A devoutly Christian care worker who complained of religious discrimination after her local authority employer required her to work on Sundays has failed in her landmark fight for compensation – but only at the final hurdle.
In a ruling which opens the way for the introduction of human rights legislation to employment cases through the back door, the Court of Appeal accepted that an employment tribunal (ET) was precluded from asking itself the question of whether observance of the Sabbath day is a ‘core component of the Christian faith’.
However, in dismissing the woman’s appeal, the Court found that her employers had ‘no viable or practicable alternative’ but to require her to work on Sundays and that the requirement, which accorded with the terms of her contract, was ‘a proportionate means of achieving an indisputably legitimate aim’.
There was no dispute that the woman had a genuine religious objection to working on the Sabbath. Her contract stated that she had to make herself available for shift rotas at weekends; however her employers had tried to adjust her working hours so that she could attend Church on Sundays.
The requirement led to the woman’s eventual resignation, ‘with regret’, and she launched employment tribunal (ET) proceedings, claiming constructive unfair dismissal and religious discrimination. Both claims were rejected in a decision which was later upheld by the Employment Appeal Tribunal.
The Court of Appeal found that the ET had erred in law in finding that observance of the Sabbath as a rest day was not a core component of the Christian faith. It had been wrong to ask itself that question in that it was not necessary for the woman to establish that all or most Christians, or all or most non-Conformist Christians, would be put at a particular disadvantage by a requirement to work on Sundays.
The Court noted that the provisions of the European Convention on Human Rights cannot be directly enforced in employment tribunals as such considerations fall outside their statutory jurisdiction. However, it found that the woman’s rights under Article 9 of the Convention, which enshrines the right to religious freedom, should nevertheless have been treated as persuasive by the ET.

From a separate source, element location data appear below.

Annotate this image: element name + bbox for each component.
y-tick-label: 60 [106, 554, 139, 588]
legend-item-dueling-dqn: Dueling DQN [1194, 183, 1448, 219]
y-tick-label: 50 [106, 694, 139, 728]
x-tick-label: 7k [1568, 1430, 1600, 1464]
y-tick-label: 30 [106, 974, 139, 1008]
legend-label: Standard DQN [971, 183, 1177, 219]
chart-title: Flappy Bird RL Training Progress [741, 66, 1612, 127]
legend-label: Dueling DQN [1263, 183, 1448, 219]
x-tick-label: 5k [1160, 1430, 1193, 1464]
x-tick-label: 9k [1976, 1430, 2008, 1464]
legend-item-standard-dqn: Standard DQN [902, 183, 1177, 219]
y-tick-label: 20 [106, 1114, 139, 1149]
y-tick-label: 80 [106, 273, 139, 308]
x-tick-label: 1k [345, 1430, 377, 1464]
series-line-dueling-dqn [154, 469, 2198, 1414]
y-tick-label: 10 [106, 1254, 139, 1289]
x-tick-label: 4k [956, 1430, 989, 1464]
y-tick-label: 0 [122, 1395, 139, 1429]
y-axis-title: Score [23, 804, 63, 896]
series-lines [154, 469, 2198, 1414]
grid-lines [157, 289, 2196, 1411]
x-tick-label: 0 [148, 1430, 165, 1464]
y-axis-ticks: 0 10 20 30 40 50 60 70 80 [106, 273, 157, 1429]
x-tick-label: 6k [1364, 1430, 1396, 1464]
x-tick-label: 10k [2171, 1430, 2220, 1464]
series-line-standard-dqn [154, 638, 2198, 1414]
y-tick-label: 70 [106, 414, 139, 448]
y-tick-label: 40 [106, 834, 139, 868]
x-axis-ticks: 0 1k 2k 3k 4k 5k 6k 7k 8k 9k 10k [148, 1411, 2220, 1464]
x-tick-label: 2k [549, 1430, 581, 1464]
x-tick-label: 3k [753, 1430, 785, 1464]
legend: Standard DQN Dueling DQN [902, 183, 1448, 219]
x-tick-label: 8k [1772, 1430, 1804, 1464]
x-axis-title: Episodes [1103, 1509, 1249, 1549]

Noting that all domestic legislation should, wherever possible, be interpreted in a way that is consistent with the Convention, the Court found that Article 9 was relevant to the ET’s consideration of whether the requirement was proportionate. It was, in the circumstances, inappropriate for the ET to ask itself whether observance of the Sabbath was a core component of the Christian faith.
The Court, however, found that the ET’s error of law had ‘made no difference’ to the outcome of the case and that the requirement that the woman should work in accordance with her contract was proportionate. A remittal of the claim to the ET for reconsideration would inevitably lead to the same result.